Criminal Investigators investigate alleged or suspected criminal violations of Federal, state, or local laws to determine if evidence is sufficient to recommend prosecution. Criminal Investigators need to evaluate and judge the efficacy of solutions. They also need to respond to the actions of other and coordinate activities with them.
Customs Inspectors investigate and inspect persons, common carriers, and merchandise, arriving in or departing from the United States or between states to detect violations of immigration and customs laws and regulations. Customs Inspectors need to listen well to others and take in their information and issues. They also need to speak clearly and communicate with others.
Police Officers conduct investigations to prevent crimes or solve criminal cases. Police Officers need to speak clearly and communicate with others. They also need to listen well to others and take in their information and issues.
Police Records Officers collect evidence at crime scenes, classify and identify fingerprints, and photograph evidence for use in criminal and civil cases. Police Records Officers need to think through complex problems and develop a critical analysis of the situation and possible solutions. They also need to evaluate and judge the efficacy of solutions.

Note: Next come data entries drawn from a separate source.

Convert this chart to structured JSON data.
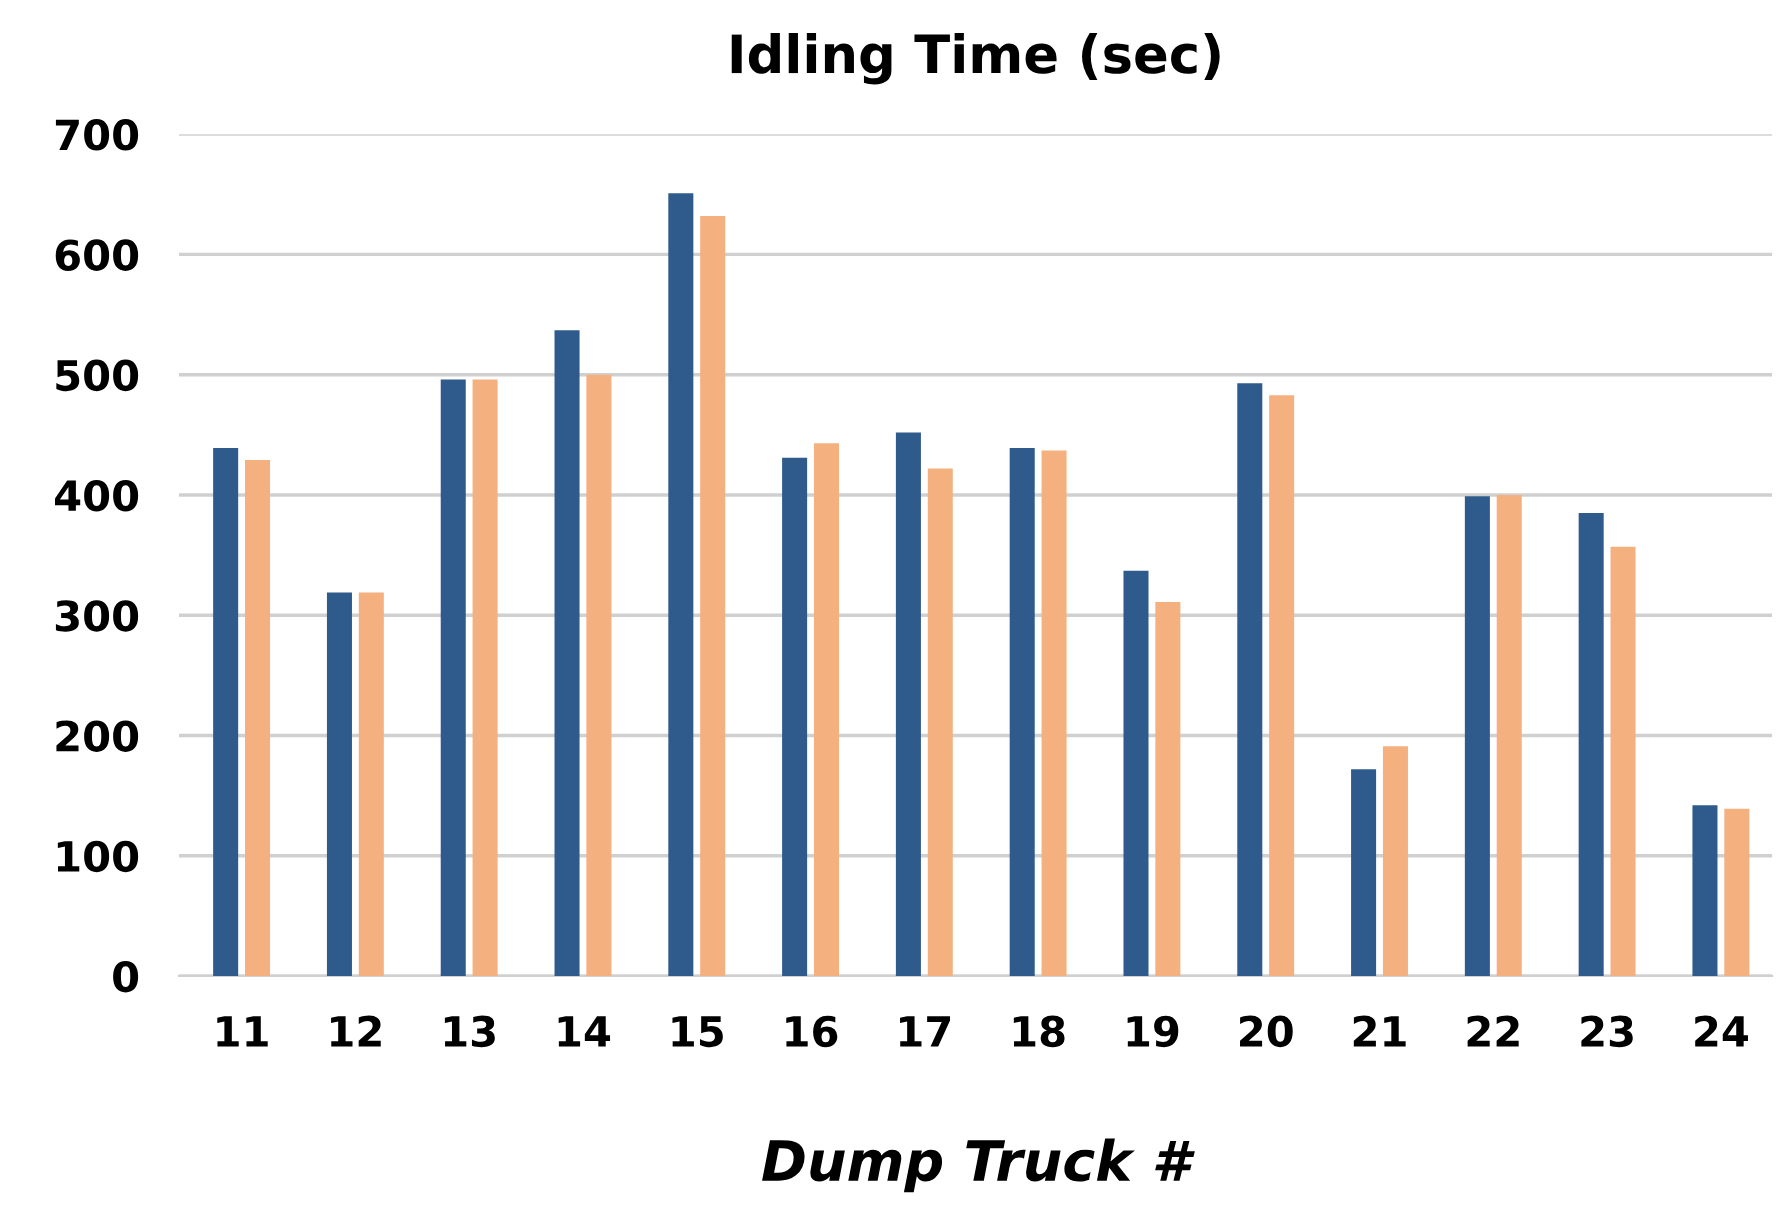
{
  "chart_data": {
    "type": "bar",
    "title": "Idling Time (sec)",
    "xlabel": "Dump Truck #",
    "categories": [
      "11",
      "12",
      "13",
      "14",
      "15",
      "16",
      "17",
      "18",
      "19",
      "20",
      "21",
      "22",
      "23",
      "24"
    ],
    "series": [
      {
        "color": "#2f5a8c",
        "values": [
          439,
          319,
          496,
          537,
          651,
          431,
          452,
          439,
          337,
          493,
          172,
          399,
          385,
          142
        ]
      },
      {
        "color": "#f4b07f",
        "values": [
          429,
          319,
          496,
          500,
          632,
          443,
          422,
          437,
          311,
          483,
          191,
          400,
          357,
          139
        ]
      }
    ],
    "ylim": [
      0,
      700
    ],
    "yticks": [
      0,
      100,
      200,
      300,
      400,
      500,
      600,
      700
    ],
    "grid": "y",
    "legend": false
  }
}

Policemen patrol assigned areas to enforce laws and ordinances, regulate traffic, and arrest violators. Policemen need to listen well to others and take in their information and issues. They also need to think through complex problems and develop a critical analysis of the situation and possible solutions.
Private Investigators detect occurrences of unlawful acts or infractions of rules in private establishment, or seek, examine, and compile information for client. Private Investigators need to think through complex problems and develop a critical analysis of the situation and possible solutions. They also need to manage their own time and the time of others.
Security Guards guard, patrol, or monitor premises to prevent theft, violence, or infractions of rules. Security Guards need to listen well to others and take in their information and issues. They also need to speak clearly and communicate with others.
Sheriffs enforce law and order in rural or unincorporated districts or serve legal processes of courts. Sheriffs need to note the reactions and responses of others in both work and social situations. They also need to talk through and persuade others when needed.
Transportation Security Officers inspect baggage or cargo and screen passengers to detect and prevent potentially dangerous objects from being transported into secure areas or onto aircraft.